EL-SUR

Martes 27 de Septiembre de 2022

Guerrero, México

Opinión

Epidemias

Octavio Klimek Alcaraz

Abril 04, 2020

Las principales enfermedades que han hecho sufrir a la humanidad por su gran mortandad, como la viruela, la peste, el cólera, la gripe, la tuberculosis, la malaria –-por citar algunas de las que se tiene noción por las crónicas históricas– son enfermedades que evolucionaron a partir de enfermedades de los animales.
Estas enfermedades infecciosas han decidido con mucho la historia humana. Las guerras no las han ganado los ejércitos, sino los microbios que portaban y que transmitían a sus adversarios.
Por ejemplo, la conquista de los europeos de la actual América fue nefasta para los pueblos originarios asentados. Existen, estimaciones de que, en 1519, a la llegada de Hernán Cortés en el hoy México central, se tenía una población de 25 millones de habitantes, después de la caída de la Gran Tenochtitlán alrededor de 16 millones y para principios del siguiente siglo XVII sólo quedaban un millón de habitantes indígenas, en menos de un siglo quedaba en ese territorio menos del 4 por ciento de la población original. Todo esto debido a enfermedades infecciosas como la viruela. ¿Por qué fue desigual ese intercambio? ¿Por qué no fueron infectados los conquistadores con microorganismos de la ahora América?
Al parecer, los orígenes de todas estas infecciones venían de Europa y Asia, donde las infecciones provenientes pasaron de animales domésticos –ganado vacuno, cerdos, patos, gallinas, perros– a humanos. En la ahora América sólo se había domesticado pocos animales, como el guajolote o la llama. No había base para que muchos microorganismos prosperaran en términos evolutivos para convertirse en enfermedades infecciosas.
Los microorganismos se propagan a través de estrategias evolutivas más y más inteligentes, aunque el daño colateral sea matar al huésped humano que los alberga. Los seres humanos, ante la infección, nos defendemos y generamos anticuerpos, en muchos casos generamos inmunidad de por vida. Pero algunos microbios no ceden ante nuestros anticuerpos, cambian su composición molecular (los llamados antígenos), que deberían conocer nuestros anticuerpos. Eso explica las gripes recurrentes, que con diferentes antígenos nos engañan y nos enferman.
Por otro lado, la selección natural opera: algunas personas resultan ser genéticamente más resistentes que otras. Algunas personas resisten a las epidemias, otras no.
Las enfermedades epidémicas se caracterizan porque no se presentan casos durante periodos largos, luego un tsunami de casos, y luego nuevamente no se presentan casos. Se propagan rápido y de manera eficiente a partir de una persona infectada a una persona sana cercana. En poco tiempo la población se contagia. La enfermedad es aguda, en tiempo corto el enfermo muere o se recupera totalmente. Los que se recuperan, generan anticuerpos que los dejan inmunes para el resto de su vida. Así, la enfermedad se extingue. Además, la enfermedad se queda sólo entre los humanos. Habrá que esperar una nueva generación humana sin anticuerpos y una persona con la infección para una nueva epidemia.
Así, en la historia la Europa trajo de regalo epidemias a la América mediante microrganismos desarrollados originalmente en el gran continente euroasiático por la convivencia de sus habitantes con animales domésticos. Los pueblos indígenas no tenían los anticuerpos para resistir estas infecciones, fácilmente sucumbieron ante los nuevos microorganismos.
Ahora, ya no son sólo los animales domésticos los generadores históricos de epidemias.
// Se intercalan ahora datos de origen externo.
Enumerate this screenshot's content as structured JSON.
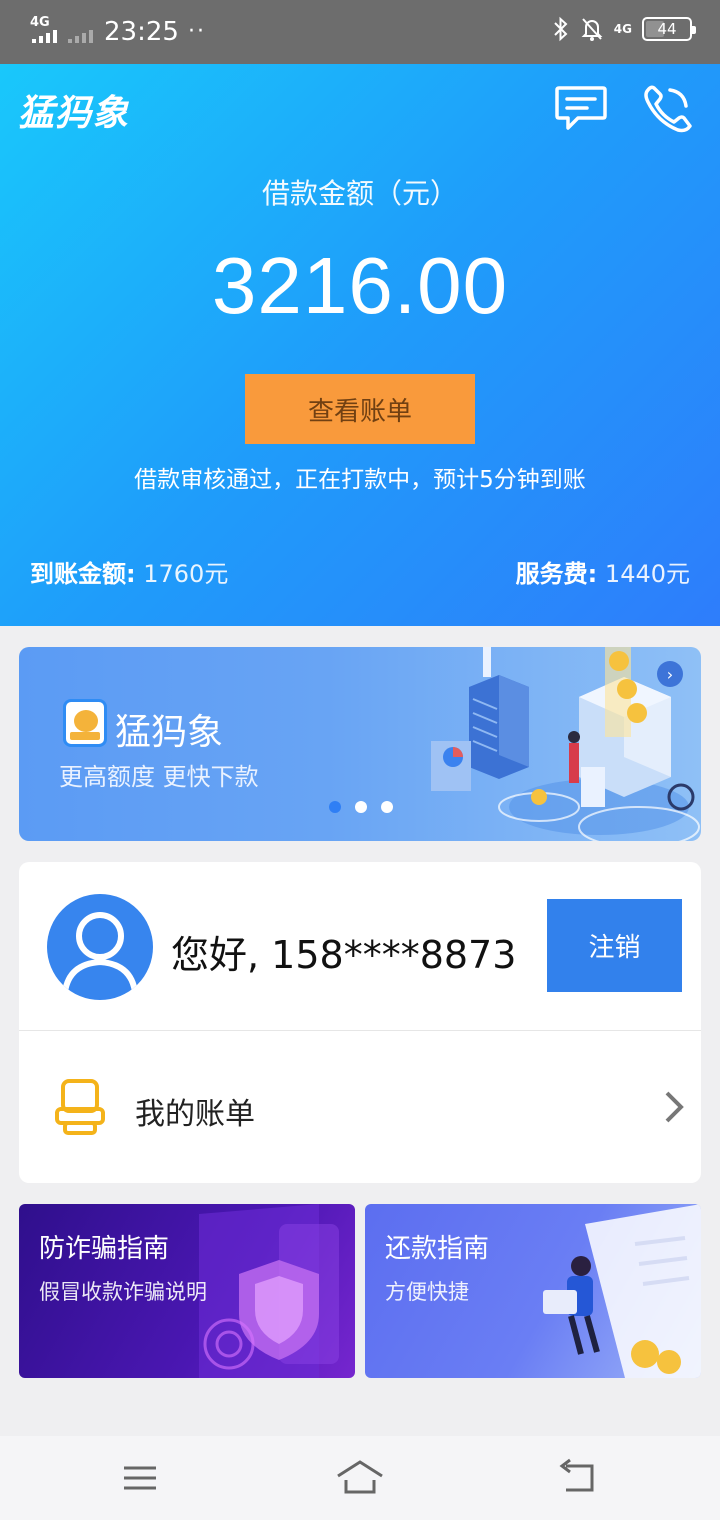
{
  "status_bar": {
    "network": "4G",
    "time": "23:25",
    "dots": "··",
    "right_network": "4G",
    "battery": "44"
  },
  "header": {
    "logo": "猛犸象",
    "icons": [
      "message-icon",
      "phone-icon"
    ]
  },
  "loan": {
    "label": "借款金额（元）",
    "amount": "3216.00",
    "view_bill_button": "查看账单",
    "status_text": "借款审核通过，正在打款中，预计5分钟到账",
    "received_label": "到账金额:",
    "received_value": "1760元",
    "fee_label": "服务费:",
    "fee_value": "1440元"
  },
  "banner": {
    "title": "猛犸象",
    "subtitle": "更高额度 更快下款",
    "pages": 3,
    "active_page": 1
  },
  "user": {
    "greeting": "您好, 158****8873",
    "logout_button": "注销",
    "my_bill_label": "我的账单"
  },
  "cards": [
    {
      "title": "防诈骗指南",
      "subtitle": "假冒收款诈骗说明"
    },
    {
      "title": "还款指南",
      "subtitle": "方便快捷"
    }
  ],
  "colors": {
    "accent": "#2f7ff5",
    "hero_start": "#19c8fb",
    "hero_end": "#2e7dfb",
    "button_orange": "#f99a3c",
    "logout_blue": "#3281ec"
  }
}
Por ejemplo, en Asia se consumen animales de la vida silvestre, y los virus que en ellos habitan están con más frecuencia saltando a hospedarse en humanos. Esto, ante malas prácticas de consumo animal de la vida silvestre y su cercanía al invadirse sus espacios de vida, se tienen nuevos/viejos riesgos en la salud para la humanidad.
Es urgente cambiar nuestra forma de relacionarnos con la vida silvestre y seguramente los animales domésticos, que hoy se crían en un modelo industrial intensivo para el consumo masivo.
La mayor parte de la población mundial va a sobrevivir al coronavirus, pero esto es un leve indicio de los riesgos de encontramos en algún momento con un microorganismo potencialmente más letal en términos de humanidad. No sería bueno que, a la mayor parte de la humanidad, le pasará lo que a los pueblos indígenas les sucedió trágicamente, con la llegada de los europeos a la ahora América. Necesitamos reformular nuestro modelo de relacionarnos con la naturaleza y su vida animal. Se requiere de manera urgente un gran pacto global que prevenga esto. México puede dar un ejemplo de ello.